O pescador que já era ciente dessa deficiência, consentiu com o intelectual mas não poder fazer nada e não viu nenhuma vantagem em aprender a ler em tal estágio avançado de sua vida.
Algum tempo depois o intelectual reapareceu e pediu ao pescador que o ajudasse na mesma tarefa. Só que desta vez para voltar de onde eles haviam partido certa vez.
Conversa ia e conversa voltava entre o intelectual e o pescador até que no meio do caminho o tempo fechou e o mar, até então calmo, tornou-se um liquidificador de barcos, forçando a queda do pescador e do intelectual na água que antes de cair ainda puder trocar algumas palavras:
- O senhor sabe nadar ? perguntou o pescador.
- Não sei, respondeu o intelectual.
- Então o senhor perdeu toda a sua vida.

Eu olhei para o meu lado reparando nas vestes de pescador que esse senhor portava. Na mesma hora ele me disse:
- Nadar é coisa mais importante do mundo.
Eu me virei para frente novamente e fitei o encantado horizonte. Não consegui me concentrar em sua beleza, estava refletindo nas palavras do velho senhor. Que naquela hora disse algo que realmente me fez sentir a vida. Entendendo que saber nadar estando de frente para tanta água era o que eu mais deveria saber no momento...
Defendendo todo e qualquer conhecimento, desde que contextualizado em sua possibilidade real de aplicação, deixo minhas palavras e apresento, Lima Barreto.


A Universidade

Voltam os jornais a falar que é tenção do atual governo criar nesta cidade uma universidade. Não se sabe bem por quê e a que ordem de necessidade vem atender semelhante criação. Não é novo o propósito e de quando em quando, ele surge nas folhas, sem que nada justifique e sem que venha remediar o mal profundo do nosso chamado ensino superior.

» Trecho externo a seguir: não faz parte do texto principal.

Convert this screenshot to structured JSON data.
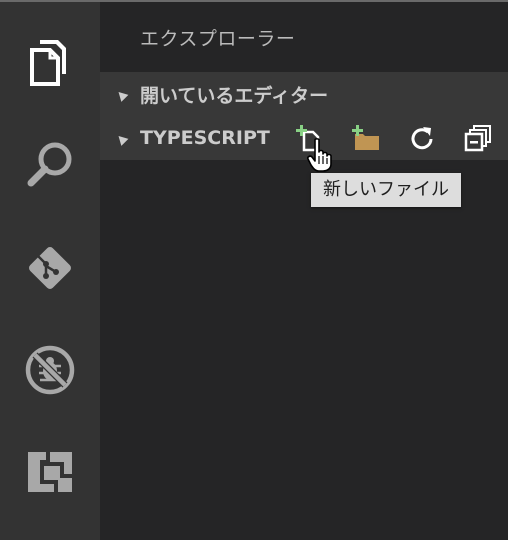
{
  "activity_bar": {
    "items": [
      {
        "name": "explorer",
        "icon": "files-icon",
        "active": true
      },
      {
        "name": "search",
        "icon": "search-icon",
        "active": false
      },
      {
        "name": "git",
        "icon": "git-icon",
        "active": false
      },
      {
        "name": "debug",
        "icon": "debug-icon",
        "active": false
      },
      {
        "name": "extensions",
        "icon": "extensions-icon",
        "active": false
      }
    ]
  },
  "sidebar": {
    "title": "エクスプローラー",
    "sections": [
      {
        "label": "開いているエディター",
        "expanded": true
      },
      {
        "label": "TYPESCRIPT",
        "expanded": true
      }
    ],
    "actions": [
      {
        "name": "new-file",
        "icon": "new-file-icon"
      },
      {
        "name": "new-folder",
        "icon": "new-folder-icon"
      },
      {
        "name": "refresh",
        "icon": "refresh-icon"
      },
      {
        "name": "collapse-all",
        "icon": "collapse-all-icon"
      }
    ]
  },
  "tooltip": {
    "text": "新しいファイル"
  },
  "colors": {
    "activity_bar_bg": "#333333",
    "sidebar_bg": "#252526",
    "section_header_bg": "#383838",
    "icon_active": "#ffffff",
    "icon_inactive": "#a8a8a8",
    "add_green": "#89d185",
    "folder_tan": "#c09553",
    "tooltip_bg": "#dddddd"
  }
}
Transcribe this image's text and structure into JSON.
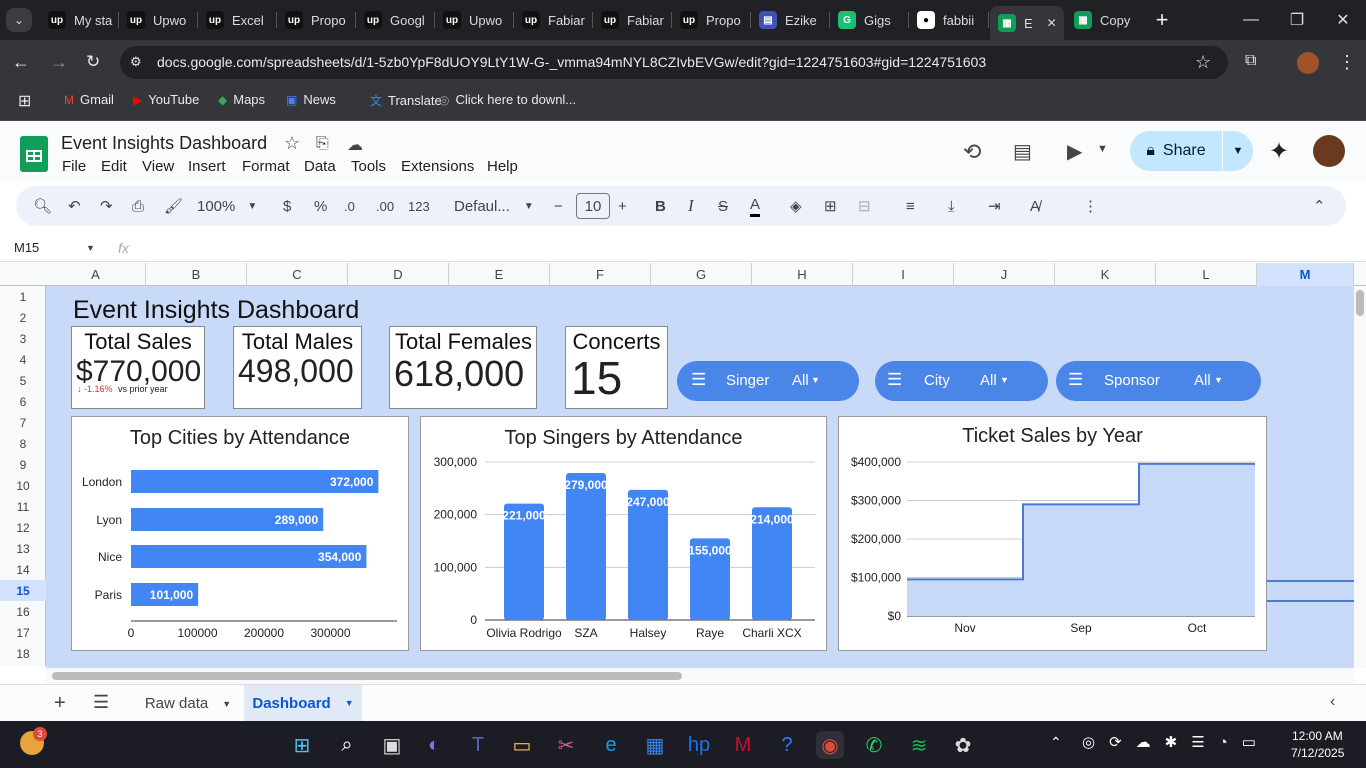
{
  "browser": {
    "tabs": [
      {
        "label": "My sta",
        "icon": "upwork-icon"
      },
      {
        "label": "Upwo",
        "icon": "upwork-icon"
      },
      {
        "label": "Excel",
        "icon": "upwork-icon"
      },
      {
        "label": "Propo",
        "icon": "upwork-icon"
      },
      {
        "label": "Googl",
        "icon": "upwork-icon"
      },
      {
        "label": "Upwo",
        "icon": "upwork-icon"
      },
      {
        "label": "Fabiar",
        "icon": "upwork-icon"
      },
      {
        "label": "Fabiar",
        "icon": "upwork-icon"
      },
      {
        "label": "Propo",
        "icon": "upwork-icon"
      },
      {
        "label": "Ezike",
        "icon": "forms-icon"
      },
      {
        "label": "Gigs",
        "icon": "fiverr-icon"
      },
      {
        "label": "fabbii",
        "icon": "github-icon"
      },
      {
        "label": "E",
        "icon": "sheets-icon"
      },
      {
        "label": "Copy",
        "icon": "sheets-icon"
      }
    ],
    "url": "docs.google.com/spreadsheets/d/1-5zb0YpF8dUOY9LtY1W-G-_vmma94mNYL8CZIvbEVGw/edit?gid=1224751603#gid=1224751603",
    "bookmarks": [
      "Gmail",
      "YouTube",
      "Maps",
      "News",
      "Translate",
      "Click here to downl..."
    ]
  },
  "doc": {
    "title": "Event Insights Dashboard",
    "menus": [
      "File",
      "Edit",
      "View",
      "Insert",
      "Format",
      "Data",
      "Tools",
      "Extensions",
      "Help"
    ],
    "share_label": "Share",
    "zoom": "100%",
    "currency": "$",
    "percent": "%",
    "dec_decrease": ".0",
    "dec_increase": ".00",
    "format_123": "123",
    "font": "Defaul...",
    "font_size": "10",
    "bold": "B",
    "italic": "I",
    "strike": "S",
    "text_color": "A",
    "namebox": "M15",
    "fx": "fx"
  },
  "grid": {
    "columns": [
      "A",
      "B",
      "C",
      "D",
      "E",
      "F",
      "G",
      "H",
      "I",
      "J",
      "K",
      "L",
      "M"
    ],
    "rows": [
      "1",
      "2",
      "3",
      "4",
      "5",
      "6",
      "7",
      "8",
      "9",
      "10",
      "11",
      "12",
      "13",
      "14",
      "15",
      "16",
      "17",
      "18"
    ],
    "selected_column": "M",
    "selected_row": "15"
  },
  "dashboard": {
    "title": "Event Insights Dashboard",
    "kpis": [
      {
        "title": "Total Sales",
        "value": "$770,000",
        "delta": "↓ -1.16%",
        "delta_note": "vs prior year"
      },
      {
        "title": "Total Males",
        "value": "498,000"
      },
      {
        "title": "Total Females",
        "value": "618,000"
      },
      {
        "title": "Concerts",
        "value": "15"
      }
    ],
    "slicers": [
      {
        "label": "Singer",
        "value": "All"
      },
      {
        "label": "City",
        "value": "All"
      },
      {
        "label": "Sponsor",
        "value": "All"
      }
    ],
    "colors": {
      "accent": "#4285f4",
      "slicer": "#4a86e8",
      "canvas": "#c9daf8",
      "area": "#c6d9f8"
    }
  },
  "chart_data": [
    {
      "type": "bar",
      "orientation": "horizontal",
      "title": "Top Cities by Attendance",
      "categories": [
        "London",
        "Lyon",
        "Nice",
        "Paris"
      ],
      "values": [
        372000,
        289000,
        354000,
        101000
      ],
      "labels": [
        "372,000",
        "289,000",
        "354,000",
        "101,000"
      ],
      "xticks": [
        "0",
        "100000",
        "200000",
        "300000"
      ],
      "xlim": [
        0,
        400000
      ],
      "grid": false
    },
    {
      "type": "bar",
      "title": "Top Singers by Attendance",
      "categories": [
        "Olivia Rodrigo",
        "SZA",
        "Halsey",
        "Raye",
        "Charli XCX"
      ],
      "values": [
        221000,
        279000,
        247000,
        155000,
        214000
      ],
      "labels": [
        "221,000",
        "279,000",
        "247,000",
        "155,000",
        "214,000"
      ],
      "yticks": [
        "0",
        "100,000",
        "200,000",
        "300,000"
      ],
      "ylim": [
        0,
        300000
      ],
      "grid": true
    },
    {
      "type": "area",
      "title": "Ticket Sales by Year",
      "categories": [
        "Nov",
        "Sep",
        "Oct"
      ],
      "values": [
        95000,
        290000,
        395000
      ],
      "yticks": [
        "$0",
        "$100,000",
        "$200,000",
        "$300,000",
        "$400,000"
      ],
      "ylim": [
        0,
        400000
      ],
      "grid": true
    }
  ],
  "sheets": {
    "tabs": [
      "Raw data",
      "Dashboard"
    ],
    "active": "Dashboard"
  },
  "taskbar": {
    "time": "12:00 AM",
    "date": "7/12/2025",
    "badge": "3"
  }
}
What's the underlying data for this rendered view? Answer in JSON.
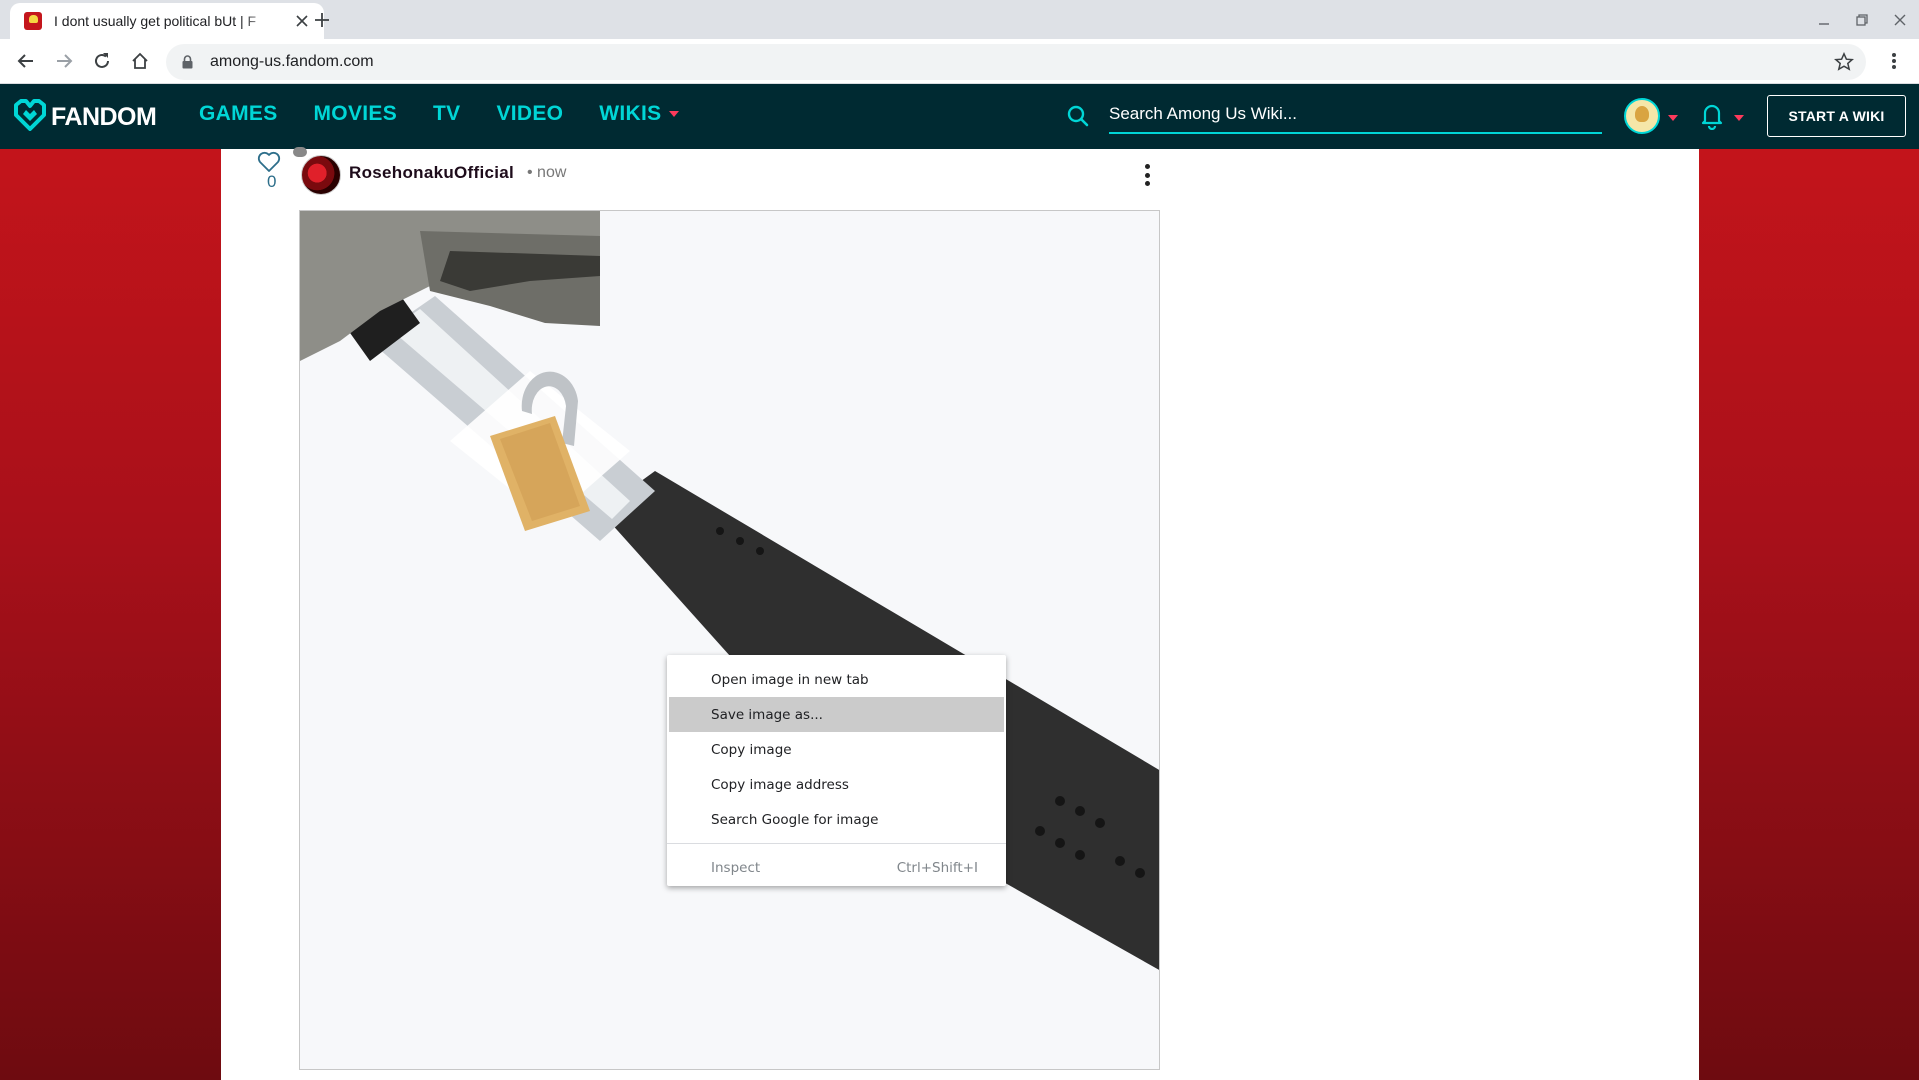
{
  "browser": {
    "tab_title": "I dont usually get political bUt | F",
    "url": "among-us.fandom.com"
  },
  "fandom": {
    "logo_text": "FANDOM",
    "nav": [
      {
        "label": "GAMES"
      },
      {
        "label": "MOVIES"
      },
      {
        "label": "TV"
      },
      {
        "label": "VIDEO"
      },
      {
        "label": "WIKIS"
      }
    ],
    "search_placeholder": "Search Among Us Wiki...",
    "start_wiki_label": "START A WIKI",
    "accent_color": "#00d6d6",
    "caret_color": "#fe3a5c",
    "bar_color": "#002a32"
  },
  "post": {
    "like_count": "0",
    "author": "RosehonakuOfficial",
    "time": "• now"
  },
  "context_menu": {
    "items": [
      {
        "label": "Open image in new tab"
      },
      {
        "label": "Save image as..."
      },
      {
        "label": "Copy image"
      },
      {
        "label": "Copy image address"
      },
      {
        "label": "Search Google for image"
      }
    ],
    "inspect_label": "Inspect",
    "inspect_shortcut": "Ctrl+Shift+I"
  }
}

Recordação da idade média, a universidade só pode ser compreendida naquele tempo de reduzida atividade técnica e científica, a ponto de, nos cursos de suas vetustas instituições de ensino, entrar no estudo de música e creio mesmo a simples aritmética.

Não é possível, hoje, aqui no Brasil, que essa tradição universitária chegou tão diluída, criar semelhante coisa que não obedece ao espírito do nosso tempo, que quer nas profissões técnicas cada vez mais especialização.

O intuito dos propugnadores dessa criação é dotarnos com um aparelho decorativo, suntuoso, naturalmente destinado a fornecer ao grande mundo festividades brilhantes de colação de grau e sessões solenes.

Nada mais parece que seja o intuito da ereção da nossa universidade.
De todos os graus de nosso ensino, o pior é o superior; e toda a reforma radical que se quisesse fazer nele, devia começar por suprimi-lo completamente.

O ensino primário tem inúmeros defeitos, o secundário maiores, mas o superior, sendo o menos útil e o mais aparatoso, tem o defeito essencial de criar ignorantes com privilégios marcados em lei, o que não acontece com os dois outros.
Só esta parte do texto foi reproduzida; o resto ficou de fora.